Risk sharing of baseline, funding cap, and overrun costs

(Source: British Government via World Nuclear Association) 

RAB Model

The Nuclear Energy (Financing) Bill at time of writing is in its report stage in the lower House of Commons before it goes to the upper House of Lords to be read before amendments and final approval, included the RAB to fund future nuclear power stations in the country.

“The Regulated Asset Base model set out in the bill could bring significant amounts of private investment into a nuclear project at relatively low cost by increasing the pool of private investors to include British pension funds, insurers and other institutional investors from our closest partners,” UK minister for Energy, Clean Growth and Climate Change Greg Hands said during the Nuclear Industry Association’s Nuclear 2021 conference.

The RAB model – under which, consumers contribute to the cost of projects during the construction phase – has already been employed for other large infrastructure projects in Britain including the Thames Tideway Tunnel and Heathrow Terminal 5.

Consumers can expect to save more than £30 billion over a project’s lifetime on each new large-scale nuclear power station compared with existing funding mechanisms, the government said.

“The Government’s recently published Net Zero Strategy acknowledges that reliable and affordable nuclear is a vital component of the UK’s future energy mix,” said Chris Ball, Managing Director of Nuclear & Power EMEA at SNC-Lavalin in an emailed response to questions.

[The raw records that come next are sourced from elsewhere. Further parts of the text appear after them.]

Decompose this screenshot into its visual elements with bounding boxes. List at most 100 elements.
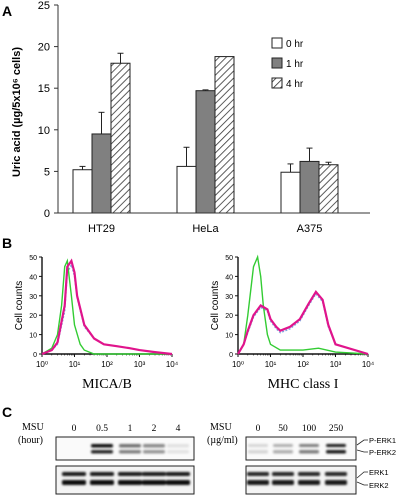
y-axis-ticks: 0 5 10 15 20 25 <box>38 0 58 220</box>
band <box>325 480 347 485</box>
band <box>142 480 166 485</box>
lane-label: 0 <box>72 424 77 434</box>
bar-chart: 0 5 10 15 20 25 HT29 HeLa A375 0 hr 1 hr 4 hr Uri… <box>11 0 370 235</box>
legend: 0 hr 1 hr 4 hr <box>271 37 304 90</box>
legend-swatch <box>271 57 283 69</box>
band <box>62 472 86 476</box>
label-erk1: ERK1 <box>369 468 389 477</box>
y-tick-label: 10 <box>38 125 50 137</box>
blot-bands <box>62 444 347 485</box>
left-condition-label: MSU <box>22 422 44 433</box>
bar <box>91 133 112 214</box>
band <box>247 472 269 476</box>
y-tick-label: 20 <box>225 313 233 320</box>
band-bracket-top <box>356 439 368 453</box>
lane-label: 50 <box>278 424 288 434</box>
histogram-curve <box>237 292 369 355</box>
band <box>272 472 294 476</box>
x-tick-label: 10² <box>297 360 309 369</box>
y-tick-label: 50 <box>29 255 37 262</box>
y-tick-label: 20 <box>38 42 50 54</box>
band <box>119 444 141 448</box>
band <box>299 450 319 454</box>
x-tick-label: 10² <box>101 360 113 369</box>
band <box>142 472 166 476</box>
y-axis-label: Cell counts <box>14 281 25 330</box>
band <box>299 444 319 447</box>
lane-label: 250 <box>329 424 344 434</box>
band <box>166 480 190 485</box>
left-lane-labels: 0 0.5 1 2 4 <box>72 424 181 434</box>
y-tick-label: 0 <box>229 352 233 359</box>
y-tick-label: 10 <box>29 333 37 340</box>
x-axis-categories: HT29 HeLa A375 <box>88 223 322 235</box>
x-axis-label: MICA/B <box>82 377 132 392</box>
right-condition-label: MSU <box>210 422 232 433</box>
band <box>326 444 346 447</box>
legend-swatch <box>271 77 283 89</box>
category-label: HeLa <box>192 223 219 235</box>
x-tick-label: 10³ <box>330 360 342 369</box>
x-tick-label: 10⁰ <box>232 360 244 369</box>
y-tick-label: 0 <box>44 208 50 220</box>
histogram-curve <box>237 290 369 356</box>
band <box>166 472 190 476</box>
band <box>167 444 189 448</box>
bar <box>318 164 339 214</box>
band <box>90 480 114 485</box>
band <box>118 480 142 485</box>
histogram-curve <box>41 258 173 356</box>
band <box>118 472 142 476</box>
band <box>143 444 165 448</box>
label-p-erk1: P-ERK1 <box>369 436 396 445</box>
x-tick-label: 10³ <box>134 360 146 369</box>
band <box>167 450 189 454</box>
category-label: HT29 <box>88 223 115 235</box>
band <box>248 444 268 447</box>
histogram-mhc: 0 10 20 30 40 50 10⁰ 10¹ 10² 10³ 10⁴ Cell counts MHC… <box>210 254 375 392</box>
category-label: A375 <box>297 223 323 235</box>
band <box>248 450 268 454</box>
panel-b-letter: B <box>2 235 12 251</box>
y-tick-label: 0 <box>33 352 37 359</box>
panel-c-letter: C <box>2 404 12 420</box>
y-tick-label: 10 <box>225 333 233 340</box>
band <box>325 472 347 476</box>
western-blots: MSU (hour) 0 0.5 1 2 4 MSU (µg/ml) 0 50 100 250… <box>18 422 396 495</box>
y-tick-label: 25 <box>38 0 50 12</box>
legend-label: 4 hr <box>286 79 304 90</box>
y-tick-label: 50 <box>225 255 233 262</box>
left-unit-label: (hour) <box>18 435 43 446</box>
band <box>326 450 346 454</box>
blot-left-top <box>55 436 195 461</box>
bar <box>176 165 197 214</box>
band <box>90 472 114 476</box>
band-bracket-bottom <box>356 471 368 486</box>
band <box>298 472 320 476</box>
band <box>91 450 113 454</box>
x-tick-label: 10¹ <box>69 360 81 369</box>
lane-label: 4 <box>176 424 181 434</box>
right-lane-labels: 0 50 100 250 <box>256 424 344 434</box>
bar <box>195 90 216 214</box>
blot-right-top <box>245 436 357 461</box>
band <box>91 444 113 448</box>
band <box>273 450 293 454</box>
x-tick-label: 10⁰ <box>36 360 48 369</box>
legend-swatch <box>271 37 283 49</box>
label-erk2: ERK2 <box>369 481 389 490</box>
lane-label: 0.5 <box>96 424 108 434</box>
lane-label: 100 <box>302 424 317 434</box>
y-tick-label: 40 <box>29 274 37 281</box>
legend-label: 0 hr <box>286 39 304 50</box>
y-tick-label: 40 <box>225 274 233 281</box>
x-tick-label: 10¹ <box>265 360 277 369</box>
histogram-curve <box>237 254 369 355</box>
lane-label: 2 <box>152 424 157 434</box>
bar <box>214 56 235 214</box>
bar <box>72 169 93 214</box>
y-tick-label: 30 <box>29 294 37 301</box>
band <box>143 450 165 454</box>
lane-label: 1 <box>128 424 133 434</box>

“A shift to the RAB model will help to realize these ambitions by providing access to low-rate, long-term sources of finance which would maximize the benefit of new nuclear to the consumer and further reinforce its role as a competitive and secure source of low carbon power.”

The new model will potentially give a solid boost for Britain’s next potential large nuclear project, Sizewell C, a near replica of the Hinkley Point C power station and also backed by France’s EDF.

Meanwhile, the government put by up to £1.7 billion ($2.3 billion) in direct government funding to enable a large-scale nuclear project to reach a final investment decision as part of the Department for Business, Energy, and Industrial Strategy (BEIS) 2021 spending review. 

The BEISS added that it is in active negotiations with EDF over the Sizewell C project.

“This is a big vote of confidence in nuclear and a historic step forward for nuclear investment, with new money for a large-scale project, alongside money for modular reactors to enable future projects,” says Chief Executive of the Nuclear Industry Association Tom Greatrex says.